MLA, Himachal Pradesh Legislative Assembly
- Incumbent
- Assumed office 2022

Personal details
- Born: 18 April 1987 (age 38) Hamirpur, Himachal Pradesh
- Party: Bharatiya Janata Party
- Spouse: Swathi Sharma
- Children: 2
- Parent: Ved Parkash Sharma (father);
- Alma mater: Jaypee University of Information Technology

= Ashish Sharma (politician) =

Indian politician

Ashish Sharma (born 18 April 1987) is an Indian politician who is currently serving as a member of the Himachal Pradesh Legislative Assembly from the Hamirpur constituency.

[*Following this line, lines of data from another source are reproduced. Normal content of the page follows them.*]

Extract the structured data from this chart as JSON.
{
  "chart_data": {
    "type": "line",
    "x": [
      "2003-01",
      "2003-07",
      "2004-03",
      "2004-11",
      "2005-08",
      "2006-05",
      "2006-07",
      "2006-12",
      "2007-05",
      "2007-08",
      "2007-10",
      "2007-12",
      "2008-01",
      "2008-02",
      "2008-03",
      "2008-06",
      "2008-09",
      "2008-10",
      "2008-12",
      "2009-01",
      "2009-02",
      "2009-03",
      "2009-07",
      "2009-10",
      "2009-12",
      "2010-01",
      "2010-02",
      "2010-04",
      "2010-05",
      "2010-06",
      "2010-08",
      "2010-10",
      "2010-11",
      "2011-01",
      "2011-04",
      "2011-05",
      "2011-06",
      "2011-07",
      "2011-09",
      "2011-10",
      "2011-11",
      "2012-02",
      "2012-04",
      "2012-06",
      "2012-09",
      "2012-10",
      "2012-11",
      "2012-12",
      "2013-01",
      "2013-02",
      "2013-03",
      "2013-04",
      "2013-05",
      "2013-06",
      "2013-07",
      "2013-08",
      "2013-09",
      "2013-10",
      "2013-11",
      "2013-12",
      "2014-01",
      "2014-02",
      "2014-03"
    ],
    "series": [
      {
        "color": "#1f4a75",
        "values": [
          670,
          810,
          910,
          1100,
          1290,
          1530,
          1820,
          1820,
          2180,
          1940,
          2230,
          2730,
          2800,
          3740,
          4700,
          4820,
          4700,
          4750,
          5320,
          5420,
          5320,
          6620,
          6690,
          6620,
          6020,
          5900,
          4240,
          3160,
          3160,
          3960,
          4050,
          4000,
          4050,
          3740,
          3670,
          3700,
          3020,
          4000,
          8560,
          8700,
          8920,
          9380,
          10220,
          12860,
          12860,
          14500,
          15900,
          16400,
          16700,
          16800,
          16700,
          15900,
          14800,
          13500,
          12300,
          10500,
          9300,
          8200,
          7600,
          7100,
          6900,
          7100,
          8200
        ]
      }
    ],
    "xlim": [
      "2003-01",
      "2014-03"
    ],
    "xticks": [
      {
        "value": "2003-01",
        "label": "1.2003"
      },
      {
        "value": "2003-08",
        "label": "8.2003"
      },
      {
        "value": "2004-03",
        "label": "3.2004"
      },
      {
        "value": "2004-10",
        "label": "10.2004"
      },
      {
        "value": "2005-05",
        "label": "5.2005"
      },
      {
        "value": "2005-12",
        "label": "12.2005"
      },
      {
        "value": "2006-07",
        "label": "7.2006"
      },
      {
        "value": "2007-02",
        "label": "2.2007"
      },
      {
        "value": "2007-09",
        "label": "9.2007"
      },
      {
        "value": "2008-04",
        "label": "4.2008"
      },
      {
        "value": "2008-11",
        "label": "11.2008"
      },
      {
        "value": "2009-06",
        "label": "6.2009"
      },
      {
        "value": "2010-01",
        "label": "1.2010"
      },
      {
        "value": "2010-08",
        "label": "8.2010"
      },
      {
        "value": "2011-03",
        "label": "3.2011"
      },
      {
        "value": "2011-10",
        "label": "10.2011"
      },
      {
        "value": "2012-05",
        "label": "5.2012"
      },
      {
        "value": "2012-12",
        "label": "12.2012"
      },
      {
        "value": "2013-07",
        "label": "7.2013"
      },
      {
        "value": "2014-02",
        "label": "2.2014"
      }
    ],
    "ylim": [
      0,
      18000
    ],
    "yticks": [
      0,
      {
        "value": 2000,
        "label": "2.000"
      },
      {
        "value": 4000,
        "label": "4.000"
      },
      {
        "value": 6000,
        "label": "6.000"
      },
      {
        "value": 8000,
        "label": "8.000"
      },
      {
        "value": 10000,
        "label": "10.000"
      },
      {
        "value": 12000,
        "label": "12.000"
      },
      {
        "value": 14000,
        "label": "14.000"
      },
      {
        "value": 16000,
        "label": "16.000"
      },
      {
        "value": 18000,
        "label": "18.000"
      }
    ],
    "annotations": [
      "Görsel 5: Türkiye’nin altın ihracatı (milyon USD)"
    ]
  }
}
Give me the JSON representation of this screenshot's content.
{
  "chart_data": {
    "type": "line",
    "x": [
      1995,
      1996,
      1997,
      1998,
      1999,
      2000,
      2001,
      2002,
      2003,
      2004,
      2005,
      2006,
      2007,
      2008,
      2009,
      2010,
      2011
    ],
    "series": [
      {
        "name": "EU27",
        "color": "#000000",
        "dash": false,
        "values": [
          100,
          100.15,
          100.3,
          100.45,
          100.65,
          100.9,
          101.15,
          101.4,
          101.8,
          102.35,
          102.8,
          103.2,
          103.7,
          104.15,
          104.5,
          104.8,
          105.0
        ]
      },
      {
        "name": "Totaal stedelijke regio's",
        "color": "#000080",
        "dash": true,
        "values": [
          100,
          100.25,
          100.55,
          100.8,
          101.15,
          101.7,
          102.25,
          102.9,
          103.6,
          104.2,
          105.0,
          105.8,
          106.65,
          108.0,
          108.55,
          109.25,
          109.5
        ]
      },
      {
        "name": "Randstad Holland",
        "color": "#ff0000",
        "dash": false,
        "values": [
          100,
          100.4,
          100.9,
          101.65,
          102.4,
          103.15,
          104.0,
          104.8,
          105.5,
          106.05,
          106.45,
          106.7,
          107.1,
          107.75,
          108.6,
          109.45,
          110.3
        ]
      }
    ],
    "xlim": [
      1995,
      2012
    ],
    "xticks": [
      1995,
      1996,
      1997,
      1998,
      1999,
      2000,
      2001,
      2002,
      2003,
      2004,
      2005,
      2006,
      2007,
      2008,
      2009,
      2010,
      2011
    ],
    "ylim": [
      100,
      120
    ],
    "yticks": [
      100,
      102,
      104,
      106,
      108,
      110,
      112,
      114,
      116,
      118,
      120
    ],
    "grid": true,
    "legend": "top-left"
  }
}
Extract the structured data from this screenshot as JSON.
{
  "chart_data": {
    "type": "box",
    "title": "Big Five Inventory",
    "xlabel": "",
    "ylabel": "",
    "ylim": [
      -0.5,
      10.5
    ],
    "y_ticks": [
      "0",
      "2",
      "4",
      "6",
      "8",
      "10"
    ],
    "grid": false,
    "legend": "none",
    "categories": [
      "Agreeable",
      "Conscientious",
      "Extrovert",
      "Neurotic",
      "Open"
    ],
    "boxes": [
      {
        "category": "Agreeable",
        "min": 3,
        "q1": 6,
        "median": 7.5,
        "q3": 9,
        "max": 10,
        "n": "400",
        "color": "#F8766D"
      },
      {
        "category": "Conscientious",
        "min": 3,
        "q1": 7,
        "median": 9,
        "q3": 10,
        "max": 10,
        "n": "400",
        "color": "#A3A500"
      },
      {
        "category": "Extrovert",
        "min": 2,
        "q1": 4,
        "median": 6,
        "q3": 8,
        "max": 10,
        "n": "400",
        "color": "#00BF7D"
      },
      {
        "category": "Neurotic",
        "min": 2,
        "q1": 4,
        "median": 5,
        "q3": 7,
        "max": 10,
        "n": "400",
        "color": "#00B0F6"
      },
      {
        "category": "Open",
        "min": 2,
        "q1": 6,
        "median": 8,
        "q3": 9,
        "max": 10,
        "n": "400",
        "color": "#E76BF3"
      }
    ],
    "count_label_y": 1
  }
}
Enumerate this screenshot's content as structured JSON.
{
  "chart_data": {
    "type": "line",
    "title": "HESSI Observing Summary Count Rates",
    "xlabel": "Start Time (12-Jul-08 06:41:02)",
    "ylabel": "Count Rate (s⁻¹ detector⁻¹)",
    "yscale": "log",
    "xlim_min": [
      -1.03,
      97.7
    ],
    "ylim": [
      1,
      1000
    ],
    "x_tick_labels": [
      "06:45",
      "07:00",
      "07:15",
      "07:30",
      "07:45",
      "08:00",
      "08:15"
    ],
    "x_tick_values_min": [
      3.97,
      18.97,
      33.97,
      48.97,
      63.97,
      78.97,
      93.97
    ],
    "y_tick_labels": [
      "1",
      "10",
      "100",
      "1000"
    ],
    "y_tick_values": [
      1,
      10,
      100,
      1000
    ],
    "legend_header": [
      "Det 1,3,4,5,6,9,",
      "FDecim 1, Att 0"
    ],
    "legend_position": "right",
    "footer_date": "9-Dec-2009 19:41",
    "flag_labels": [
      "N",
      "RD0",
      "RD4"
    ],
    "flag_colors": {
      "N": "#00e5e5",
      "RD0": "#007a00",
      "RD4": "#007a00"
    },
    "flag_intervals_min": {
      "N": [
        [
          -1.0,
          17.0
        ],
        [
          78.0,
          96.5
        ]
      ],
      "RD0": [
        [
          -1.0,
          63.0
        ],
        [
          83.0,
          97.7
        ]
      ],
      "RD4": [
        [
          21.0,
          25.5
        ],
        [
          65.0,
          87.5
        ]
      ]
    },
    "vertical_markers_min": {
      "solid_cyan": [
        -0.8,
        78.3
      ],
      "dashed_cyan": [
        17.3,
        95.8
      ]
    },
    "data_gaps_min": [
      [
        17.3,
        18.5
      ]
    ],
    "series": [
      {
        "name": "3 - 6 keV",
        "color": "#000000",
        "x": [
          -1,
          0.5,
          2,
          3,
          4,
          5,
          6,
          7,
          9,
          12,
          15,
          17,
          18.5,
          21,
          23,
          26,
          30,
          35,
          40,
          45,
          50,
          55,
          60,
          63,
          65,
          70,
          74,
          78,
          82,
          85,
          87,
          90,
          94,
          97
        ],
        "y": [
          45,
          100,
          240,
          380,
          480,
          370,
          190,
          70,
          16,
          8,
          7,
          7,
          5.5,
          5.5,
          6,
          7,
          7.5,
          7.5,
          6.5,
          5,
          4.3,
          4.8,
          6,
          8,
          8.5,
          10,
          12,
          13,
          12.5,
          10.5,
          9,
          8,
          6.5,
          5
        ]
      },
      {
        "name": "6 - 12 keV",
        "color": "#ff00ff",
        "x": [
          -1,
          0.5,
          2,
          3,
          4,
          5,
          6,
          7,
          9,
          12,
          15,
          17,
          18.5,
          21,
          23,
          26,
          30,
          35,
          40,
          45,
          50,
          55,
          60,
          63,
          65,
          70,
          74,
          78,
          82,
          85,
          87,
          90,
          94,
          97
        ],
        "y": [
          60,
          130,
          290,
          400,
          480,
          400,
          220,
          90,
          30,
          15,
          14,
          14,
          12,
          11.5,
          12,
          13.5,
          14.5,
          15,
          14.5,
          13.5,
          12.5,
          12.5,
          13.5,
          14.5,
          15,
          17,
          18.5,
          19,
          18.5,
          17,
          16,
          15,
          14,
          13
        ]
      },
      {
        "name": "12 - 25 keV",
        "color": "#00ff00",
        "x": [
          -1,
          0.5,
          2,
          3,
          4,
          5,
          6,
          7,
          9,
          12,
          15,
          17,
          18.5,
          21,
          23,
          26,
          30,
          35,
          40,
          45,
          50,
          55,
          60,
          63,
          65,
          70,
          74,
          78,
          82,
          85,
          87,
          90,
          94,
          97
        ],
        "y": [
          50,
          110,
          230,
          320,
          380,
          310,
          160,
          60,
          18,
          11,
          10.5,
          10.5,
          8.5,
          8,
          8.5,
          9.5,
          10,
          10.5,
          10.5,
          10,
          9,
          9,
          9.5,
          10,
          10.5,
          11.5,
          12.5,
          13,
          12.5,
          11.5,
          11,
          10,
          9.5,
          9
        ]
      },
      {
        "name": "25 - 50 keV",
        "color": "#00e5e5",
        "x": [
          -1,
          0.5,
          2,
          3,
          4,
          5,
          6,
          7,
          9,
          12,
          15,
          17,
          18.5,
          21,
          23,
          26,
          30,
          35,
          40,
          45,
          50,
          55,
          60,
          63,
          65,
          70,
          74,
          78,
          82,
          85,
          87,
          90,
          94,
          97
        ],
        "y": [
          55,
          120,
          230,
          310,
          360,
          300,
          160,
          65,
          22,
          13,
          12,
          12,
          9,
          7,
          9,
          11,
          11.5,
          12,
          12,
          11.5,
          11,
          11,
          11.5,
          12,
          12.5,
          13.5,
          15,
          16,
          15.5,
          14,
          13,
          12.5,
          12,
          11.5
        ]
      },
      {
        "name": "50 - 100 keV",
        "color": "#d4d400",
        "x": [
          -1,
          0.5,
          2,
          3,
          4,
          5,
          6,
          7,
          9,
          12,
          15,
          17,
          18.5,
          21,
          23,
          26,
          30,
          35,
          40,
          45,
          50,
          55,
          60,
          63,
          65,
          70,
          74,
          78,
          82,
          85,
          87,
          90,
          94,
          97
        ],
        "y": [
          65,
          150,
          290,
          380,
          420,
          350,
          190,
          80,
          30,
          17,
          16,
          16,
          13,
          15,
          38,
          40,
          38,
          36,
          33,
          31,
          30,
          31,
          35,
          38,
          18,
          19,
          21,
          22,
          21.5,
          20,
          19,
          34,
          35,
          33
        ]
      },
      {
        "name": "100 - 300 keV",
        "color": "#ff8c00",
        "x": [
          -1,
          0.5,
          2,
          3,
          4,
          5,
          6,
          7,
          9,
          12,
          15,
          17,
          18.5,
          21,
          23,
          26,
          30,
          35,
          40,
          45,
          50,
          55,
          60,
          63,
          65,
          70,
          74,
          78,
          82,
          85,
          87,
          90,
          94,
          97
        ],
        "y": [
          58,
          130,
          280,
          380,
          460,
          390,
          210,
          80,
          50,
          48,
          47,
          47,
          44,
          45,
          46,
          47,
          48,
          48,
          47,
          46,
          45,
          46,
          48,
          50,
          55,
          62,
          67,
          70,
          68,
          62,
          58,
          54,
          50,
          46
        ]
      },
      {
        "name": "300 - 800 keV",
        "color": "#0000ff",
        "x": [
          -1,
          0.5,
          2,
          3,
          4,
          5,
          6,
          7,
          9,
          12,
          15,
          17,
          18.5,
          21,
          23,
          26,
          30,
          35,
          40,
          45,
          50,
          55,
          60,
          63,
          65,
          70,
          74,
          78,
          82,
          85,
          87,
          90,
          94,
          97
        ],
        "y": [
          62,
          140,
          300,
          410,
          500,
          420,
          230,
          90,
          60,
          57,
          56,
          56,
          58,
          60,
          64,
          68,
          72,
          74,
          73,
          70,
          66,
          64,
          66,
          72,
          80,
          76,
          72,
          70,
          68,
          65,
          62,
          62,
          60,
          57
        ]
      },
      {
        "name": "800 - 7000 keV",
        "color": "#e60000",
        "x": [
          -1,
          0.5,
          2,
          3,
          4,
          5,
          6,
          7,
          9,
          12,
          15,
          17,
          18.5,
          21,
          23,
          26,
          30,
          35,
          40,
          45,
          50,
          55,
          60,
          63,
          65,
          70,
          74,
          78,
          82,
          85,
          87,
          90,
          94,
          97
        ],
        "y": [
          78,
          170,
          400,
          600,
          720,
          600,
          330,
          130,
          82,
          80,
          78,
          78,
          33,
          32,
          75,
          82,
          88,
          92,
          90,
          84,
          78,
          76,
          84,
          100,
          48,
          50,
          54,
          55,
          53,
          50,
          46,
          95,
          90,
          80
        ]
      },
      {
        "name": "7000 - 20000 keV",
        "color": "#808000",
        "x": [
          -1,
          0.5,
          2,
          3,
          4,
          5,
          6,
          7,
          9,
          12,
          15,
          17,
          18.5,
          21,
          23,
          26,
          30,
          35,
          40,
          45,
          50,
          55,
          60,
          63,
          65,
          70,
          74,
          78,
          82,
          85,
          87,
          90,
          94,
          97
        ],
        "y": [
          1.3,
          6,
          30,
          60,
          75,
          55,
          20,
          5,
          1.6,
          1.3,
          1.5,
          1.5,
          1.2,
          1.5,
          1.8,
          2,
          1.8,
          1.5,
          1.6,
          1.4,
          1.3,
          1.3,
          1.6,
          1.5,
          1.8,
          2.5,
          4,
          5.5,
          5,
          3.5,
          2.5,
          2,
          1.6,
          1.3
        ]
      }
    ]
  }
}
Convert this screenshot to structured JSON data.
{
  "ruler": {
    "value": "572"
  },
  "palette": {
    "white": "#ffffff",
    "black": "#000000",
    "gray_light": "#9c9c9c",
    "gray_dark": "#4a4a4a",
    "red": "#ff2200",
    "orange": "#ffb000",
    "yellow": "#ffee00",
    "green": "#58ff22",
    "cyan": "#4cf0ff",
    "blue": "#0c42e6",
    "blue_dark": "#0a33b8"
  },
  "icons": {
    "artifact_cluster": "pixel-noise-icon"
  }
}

==Early life and education==
Ashish Sharma was born on April 18, 1987, in Hamirpur, to Aruna Sharma and Ved Parkash Sharma.
After Completing his initial education in Hamirpur, he completed his graduation in Electronics and Communication Engineering from Jaypee University of Information Technology.

==Politics==
Ashish Sharma entered politics in 2020 and won the 2022 Himachal Pradesh Assembly election as an independent politician.

Ashish Sharma who had voted in favour of the BJP candidate in the 2024 Rajya Sabha elections resigned as member of the Himachal Pradesh legislative assembly on 22 March 2024 and later joined in Bharatiya Janata Party in the presence of Himachal Pradesh BJP president Rajiv Bindal and Union Minister Anurag Thakur. He won the by elections from Hamirpur Assembly constituency as a member of the Bharatiya Janata Party.